Saturday 1 February 2014

Job and the Jobless



Job put God on trial.  Youth are starting to do the same…

A book called The Book of Jobs - by Joseph E Stiglitz puts the banking system on trial.  Here are some teasers…

“It has now been almost five years since the bursting of the housing bubble, and four years since the onset of the recession. There are 6.6 million fewer jobs in the United States than there were four years ago. Some 23 million Americans who would like to work full-time cannot get a job. Almost half of those who are unemployed have been unemployed long-term. Wages are falling—the real income of a typical American household is now below the level it was in 1997…

“At the beginning of the Depression, more than a fifth of all Americans worked on farms. Between 1929 and 1932, these people saw their incomes cut by somewhere between one-third and two-thirds, compounding problems that farmers had faced for years. Agriculture had been a victim of its own success. In 1900, it took a large portion of the U.S. population to produce enough food for the country as a whole. Then came a revolution in agriculture that would gain pace throughout the century—better seeds, better fertilizer, better farming practices, along with widespread mechanization. Today, 2 percent of Americans produce more food than we can consume…

“Small and medium-size companies, especially new ones, are disproportionately the source of job creation in any economy, and they have been especially hard-hit. What’s needed is to get banks out of the dangerous business of speculating and back into the boring business of lending. But we have not fixed the financial system. Rather, we have poured money into the banks, without restrictions, without conditions, and without a vision of the kind of banking system we want and need. We have, in a phrase, confused ends with means. A banking system is supposed to serve society, not the other way around.

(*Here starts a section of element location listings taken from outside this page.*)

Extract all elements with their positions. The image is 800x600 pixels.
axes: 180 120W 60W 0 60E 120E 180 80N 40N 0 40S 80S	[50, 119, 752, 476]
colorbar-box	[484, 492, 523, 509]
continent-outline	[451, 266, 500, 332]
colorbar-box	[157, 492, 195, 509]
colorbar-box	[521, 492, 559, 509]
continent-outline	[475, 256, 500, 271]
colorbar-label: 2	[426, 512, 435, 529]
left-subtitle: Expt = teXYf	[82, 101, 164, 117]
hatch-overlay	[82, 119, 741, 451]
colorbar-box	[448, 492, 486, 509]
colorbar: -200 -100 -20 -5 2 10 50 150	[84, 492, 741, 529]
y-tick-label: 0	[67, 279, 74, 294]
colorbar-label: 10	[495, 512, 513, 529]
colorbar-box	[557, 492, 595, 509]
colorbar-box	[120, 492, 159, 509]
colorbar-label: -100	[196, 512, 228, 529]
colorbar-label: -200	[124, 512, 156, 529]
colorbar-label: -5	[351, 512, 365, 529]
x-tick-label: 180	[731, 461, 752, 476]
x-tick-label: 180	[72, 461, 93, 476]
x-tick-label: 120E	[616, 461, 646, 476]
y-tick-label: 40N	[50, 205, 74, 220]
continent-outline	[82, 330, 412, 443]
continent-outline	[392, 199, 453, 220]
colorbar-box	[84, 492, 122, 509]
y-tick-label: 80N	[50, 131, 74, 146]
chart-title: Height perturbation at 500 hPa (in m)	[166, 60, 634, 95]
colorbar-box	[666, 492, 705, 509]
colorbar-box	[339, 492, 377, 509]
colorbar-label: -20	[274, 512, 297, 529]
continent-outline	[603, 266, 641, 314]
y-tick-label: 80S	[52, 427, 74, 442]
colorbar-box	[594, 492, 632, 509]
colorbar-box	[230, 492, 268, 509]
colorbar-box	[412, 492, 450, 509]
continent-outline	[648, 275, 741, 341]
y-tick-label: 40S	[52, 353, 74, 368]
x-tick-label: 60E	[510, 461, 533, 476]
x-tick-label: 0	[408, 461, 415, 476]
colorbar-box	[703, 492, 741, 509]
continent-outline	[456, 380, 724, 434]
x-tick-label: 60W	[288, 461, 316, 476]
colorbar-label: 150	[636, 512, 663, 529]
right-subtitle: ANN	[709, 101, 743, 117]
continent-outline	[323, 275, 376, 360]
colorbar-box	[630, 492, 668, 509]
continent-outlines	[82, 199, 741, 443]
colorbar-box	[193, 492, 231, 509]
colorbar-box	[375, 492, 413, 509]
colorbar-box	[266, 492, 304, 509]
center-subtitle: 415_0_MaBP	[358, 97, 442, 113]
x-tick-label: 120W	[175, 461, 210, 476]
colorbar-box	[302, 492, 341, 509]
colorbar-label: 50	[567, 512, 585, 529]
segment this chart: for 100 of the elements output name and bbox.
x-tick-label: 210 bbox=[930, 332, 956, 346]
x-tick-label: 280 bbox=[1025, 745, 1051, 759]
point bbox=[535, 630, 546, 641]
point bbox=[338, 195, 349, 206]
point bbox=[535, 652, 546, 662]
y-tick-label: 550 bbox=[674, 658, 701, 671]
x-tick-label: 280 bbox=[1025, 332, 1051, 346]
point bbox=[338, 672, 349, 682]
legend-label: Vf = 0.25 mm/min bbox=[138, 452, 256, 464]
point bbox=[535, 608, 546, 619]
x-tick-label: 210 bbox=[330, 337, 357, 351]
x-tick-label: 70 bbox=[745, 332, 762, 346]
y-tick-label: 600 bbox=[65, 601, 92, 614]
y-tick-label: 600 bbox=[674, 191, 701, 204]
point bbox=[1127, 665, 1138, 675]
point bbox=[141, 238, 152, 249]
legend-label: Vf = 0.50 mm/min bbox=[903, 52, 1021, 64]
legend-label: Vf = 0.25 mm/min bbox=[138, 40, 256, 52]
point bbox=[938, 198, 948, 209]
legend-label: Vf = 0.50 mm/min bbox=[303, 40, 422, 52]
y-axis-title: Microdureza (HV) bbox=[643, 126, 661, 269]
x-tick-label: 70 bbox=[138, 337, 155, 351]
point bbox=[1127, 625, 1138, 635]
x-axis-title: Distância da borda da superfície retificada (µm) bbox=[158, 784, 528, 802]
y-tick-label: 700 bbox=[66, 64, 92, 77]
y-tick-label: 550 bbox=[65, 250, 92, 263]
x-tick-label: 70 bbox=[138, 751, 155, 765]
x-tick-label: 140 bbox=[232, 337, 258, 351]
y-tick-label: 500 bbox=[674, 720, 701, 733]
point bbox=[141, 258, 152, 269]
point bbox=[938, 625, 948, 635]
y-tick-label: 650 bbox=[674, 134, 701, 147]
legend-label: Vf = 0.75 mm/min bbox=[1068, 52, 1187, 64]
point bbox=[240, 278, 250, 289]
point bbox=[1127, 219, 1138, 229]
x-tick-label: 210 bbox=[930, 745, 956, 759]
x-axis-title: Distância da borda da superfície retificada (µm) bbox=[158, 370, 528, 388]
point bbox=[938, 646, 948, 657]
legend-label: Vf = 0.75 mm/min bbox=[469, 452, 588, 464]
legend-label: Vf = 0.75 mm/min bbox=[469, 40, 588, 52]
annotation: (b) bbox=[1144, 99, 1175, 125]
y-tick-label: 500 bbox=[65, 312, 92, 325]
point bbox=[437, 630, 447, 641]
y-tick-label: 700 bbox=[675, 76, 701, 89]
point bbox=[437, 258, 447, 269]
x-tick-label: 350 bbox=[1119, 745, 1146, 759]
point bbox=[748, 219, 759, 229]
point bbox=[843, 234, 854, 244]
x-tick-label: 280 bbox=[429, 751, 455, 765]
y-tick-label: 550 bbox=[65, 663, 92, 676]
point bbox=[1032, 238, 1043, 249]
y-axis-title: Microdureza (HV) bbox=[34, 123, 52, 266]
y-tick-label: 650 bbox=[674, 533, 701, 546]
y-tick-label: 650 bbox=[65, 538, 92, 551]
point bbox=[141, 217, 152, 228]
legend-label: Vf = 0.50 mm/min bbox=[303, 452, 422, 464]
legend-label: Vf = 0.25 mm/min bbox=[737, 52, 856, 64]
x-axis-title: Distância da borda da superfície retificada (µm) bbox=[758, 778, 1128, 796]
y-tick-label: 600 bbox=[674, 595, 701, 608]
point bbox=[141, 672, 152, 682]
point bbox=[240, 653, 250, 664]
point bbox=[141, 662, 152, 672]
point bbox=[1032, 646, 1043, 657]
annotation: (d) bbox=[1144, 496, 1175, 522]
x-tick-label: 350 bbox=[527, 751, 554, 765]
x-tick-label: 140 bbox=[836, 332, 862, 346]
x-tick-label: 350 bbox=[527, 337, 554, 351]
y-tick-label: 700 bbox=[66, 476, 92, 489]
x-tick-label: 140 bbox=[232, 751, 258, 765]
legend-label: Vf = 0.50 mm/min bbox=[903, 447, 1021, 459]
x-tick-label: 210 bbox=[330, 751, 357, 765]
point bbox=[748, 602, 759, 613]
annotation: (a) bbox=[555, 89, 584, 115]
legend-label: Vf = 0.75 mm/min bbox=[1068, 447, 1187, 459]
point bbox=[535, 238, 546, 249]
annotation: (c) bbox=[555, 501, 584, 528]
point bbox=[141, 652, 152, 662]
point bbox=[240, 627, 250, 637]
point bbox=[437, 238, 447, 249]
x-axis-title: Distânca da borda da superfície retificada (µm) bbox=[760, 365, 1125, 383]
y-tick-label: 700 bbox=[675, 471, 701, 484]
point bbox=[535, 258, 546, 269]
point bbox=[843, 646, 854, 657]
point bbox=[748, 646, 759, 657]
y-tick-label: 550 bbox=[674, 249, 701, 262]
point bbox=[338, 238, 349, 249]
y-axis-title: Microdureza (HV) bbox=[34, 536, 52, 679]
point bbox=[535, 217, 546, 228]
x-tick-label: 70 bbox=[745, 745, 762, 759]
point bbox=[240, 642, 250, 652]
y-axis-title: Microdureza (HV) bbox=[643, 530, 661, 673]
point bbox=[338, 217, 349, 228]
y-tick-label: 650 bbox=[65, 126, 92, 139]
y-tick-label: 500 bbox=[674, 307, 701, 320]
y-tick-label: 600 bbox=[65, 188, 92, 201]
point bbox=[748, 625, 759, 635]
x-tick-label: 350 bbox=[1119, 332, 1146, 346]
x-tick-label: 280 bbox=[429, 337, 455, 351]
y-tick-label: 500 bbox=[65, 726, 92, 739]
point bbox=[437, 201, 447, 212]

“That we should tolerate such a confusion of ends and means says something deeply disturbing about where our economy and our society have been heading. Americans in general are coming to understand what has happened. Protesters around the country, galvanized by the Occupy Wall Street movement, already know.”

Depressing Statistics

In a report titled Compensation from before World War I through the Great Depression, published by the Bureau of Labor Statistics, it states: “From an estimated annual rate of 3.3 percent during 1923-29, the unemployment rate rose to a peak of about 25 percent in 1933. The economy reached its trough in 1933; but although unemployment had reached its peak, economic recovery was slow, hesitant, and far from complete.”  

In 1930 the unemployment rate was 8.9 percent, or equal to today.  By 1931 it was nearly 16 percent.  Then, after peaking at nearly 25 percent in 1933, the unemployment rate slowly abated…yet it was still nearly 15 percent in 1940.

By comparison, there are 3 million fewer jobs right now than there were the year the ANC took office.  Half a million of these were lost last year.  The national unemployment rate of 25% in South Africa in 2012 is superseded by Mpumalanga province’s rate of 45%.  Overall, 74% of the ranks of unemployed are youth – 2.4 million in all.  This is 51% of youth between 18 and 35 years of age.  A school leaver only has a 1 in 10 chance of finding work in the first 12 months after finishing high school.  And what is most sinister of all is, the longer they remain unemployed, the harder it becomes to employ them – ever. 
I was interested to note this in The Book of Jobs: “By 1931 unemployment was already around 16 percent, and it reached 23 percent in 1932. Shantytown “Hoovervilles” were springing up everywhere.  This is because a township is springing up like mushrooms right across the highway from C4L.  It is called “Msholozi” – the favorite name for Jacob Zuma, the president of South Africa.

The 2012 Budget

In Canada the tradition is that the Finance Minister wears new shoes to present the Budget speech.  This year Mr Pravin must have come to Parliament in South Africa barefoot!  Because the national budget this week went over R1 trillion for the first time.  Mainly because of some Hoover-esque infrastructure projects that have been mandated.

Mpumalanga is one of only two provinces that does not have a University.  Both have been awarded one.  That will create a lot of jobs.  And just today it was announced that construction will begin on ours later this year – in White River!  Can you believe it?

Pravin also allocated R3.5 billion for public works projects.  There is a cascading approach, that can involve NGOs as “provincial implementing agencies” with 5 – 10 sites each.  C4L is already exploring how to get involved in this “cash-for-work” strategy.  This is not employment.  People only work 2 days a week, so as not to interrupt any ways in which they are already economically active.  Some call South Africa’s crisis “under-employment” rather than unemployment.  This approach will bestow some dignity on welfare recipients.

Skills development and entrepreneurship are surely the solution.  However, “cash-for-work” is starting to make sense in the light of Mpumalanga realities.  I would like to see Youth adapting the Occupy Movement to this context.  Each one should just target a work place and rock up every morning with a broom!  Wearing a T-short that says: I have a right to work.  If employers don’t let them in the gate, then start sweeping outside and picking up litter.  God forbid that the chamber of commerce should put up a sign that say “Jobless men keep going (we can’t take care of our own)”.  For God’s sake, let more youth in at entry level!